Julie's reading sometimes brought me to tears, but I don't feel the urge to write a long post on this book. It's an important work— melodrama and all—and everyone (American or not) should read it at some point.

Saturday, October 17, 2009

Emily capelet!

Sorry, but I have to gush a little: I fell in love with this capelet as soon as I saw Ysolda tweeting about it. It's so elegant and neo-Victorian, and the attention to detail is really fantastic—the short-row shaping, the intricate cable and scalloped lace, the built-in i-cord edging around the neck. Knitted it to go with this awesome green dress, which I'm wearing to two weddings this year. I was hoping for better pictures, but the weather's been terrible lately, so I just snapped these before I headed off to Jenny and Greg's wedding tonight.

Pattern: Emily Capelet by Ysolda
Yarn: Lana Grossa Chiara, ~ 2.25 balls in color #21, purchased from Woolbearers.
Needles: #9s
Raveled: here.

The pattern calls for 'heavy fingering to light worsted' and Chiara is a DK weight (perfect, you would think), but my gauge was too fine, so I cast on 68 stitches (instead of 52) to get the same length (13"). The yarn is marvelously soft and fuzzy (it sheds a lot, but that's okay), but I still can't figure out what color it is. It was a pale green (so I thought) when I bought it, but as soon as I got it out of the shop and took a ball out of the bag to fondle it again in natural light, it seemed gold, not green at all. Fortunately there's some bronze-ish beading on the bodice of this dress, so it's complementary no matter which color it is.

And I happened to have three adorable little buttons left over from Mamacita's 2008 Christmas present, so it's even a bit of a make-do-and-mend.

I was chatting to Jenny's friend Brenda at the wedding, and she said I looked like a character out of a Brontë novel. I love it!

Friday, October 16, 2009


Last weekend I went apple-picking with Angela, Matt, Kelly and Jeff at the Warwick Valley Winery.

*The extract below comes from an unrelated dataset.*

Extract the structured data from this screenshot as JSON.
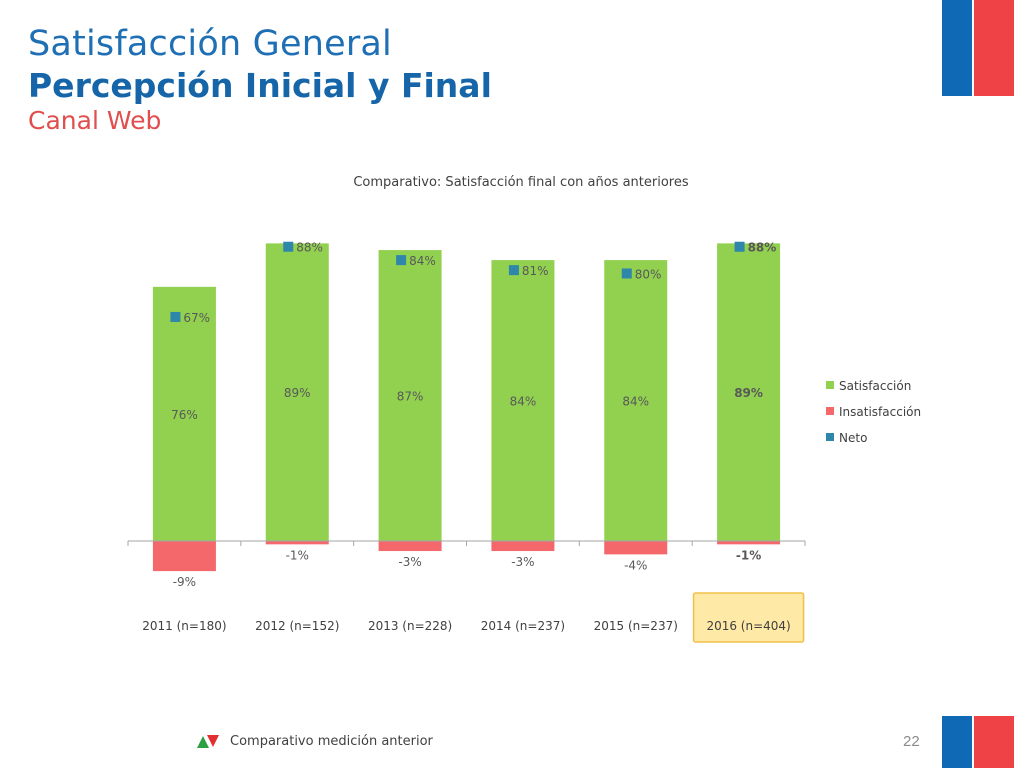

We got cider (I had raspberry, yum!) and took our cups into the orchard for some one-handed picking. (Kelly also picked up a bottle of pear liqueur, which unfortunately tasted like turpentine, or maybe rubbing alcohol. However we described it at the time was very hilarious to me, but unfortunately I can't remember what it was. A couple pints of cider makes one very merry, but rather forgetful.)

We spent the night at Matt's family cabin in Highland Lakes in Sussex County, which is an absolutely gorgeous part of New Jersey— especially with all the fall foliage—and Kelly was finally forced to stop calling it "Dirty Jerz." Bwahahaha!

We got to the cabin late in the afternoon, and went for a walk by the lake.

There was a wedding going on in the clubhouse, and we considered crashing it, but contented ourselves with frolicking on the tiny beach:

(What a ham.)

(The view from the road.)

Things I neglected to take pictures of: inside the oh-so-cozy cabin, with an old wood-burning stove; apple pie and apple turnovers; rock-climbing in Montclair on Sunday afternoon (or attempted rock-climbing, in my case. I wimped out of climbing and only rappelled down, while Kelly kicked butt both up and down, and Matt and Angela of course made it look easy-peasy.)

One more awesome thing: Matt's grandmother's collection of owl figurines.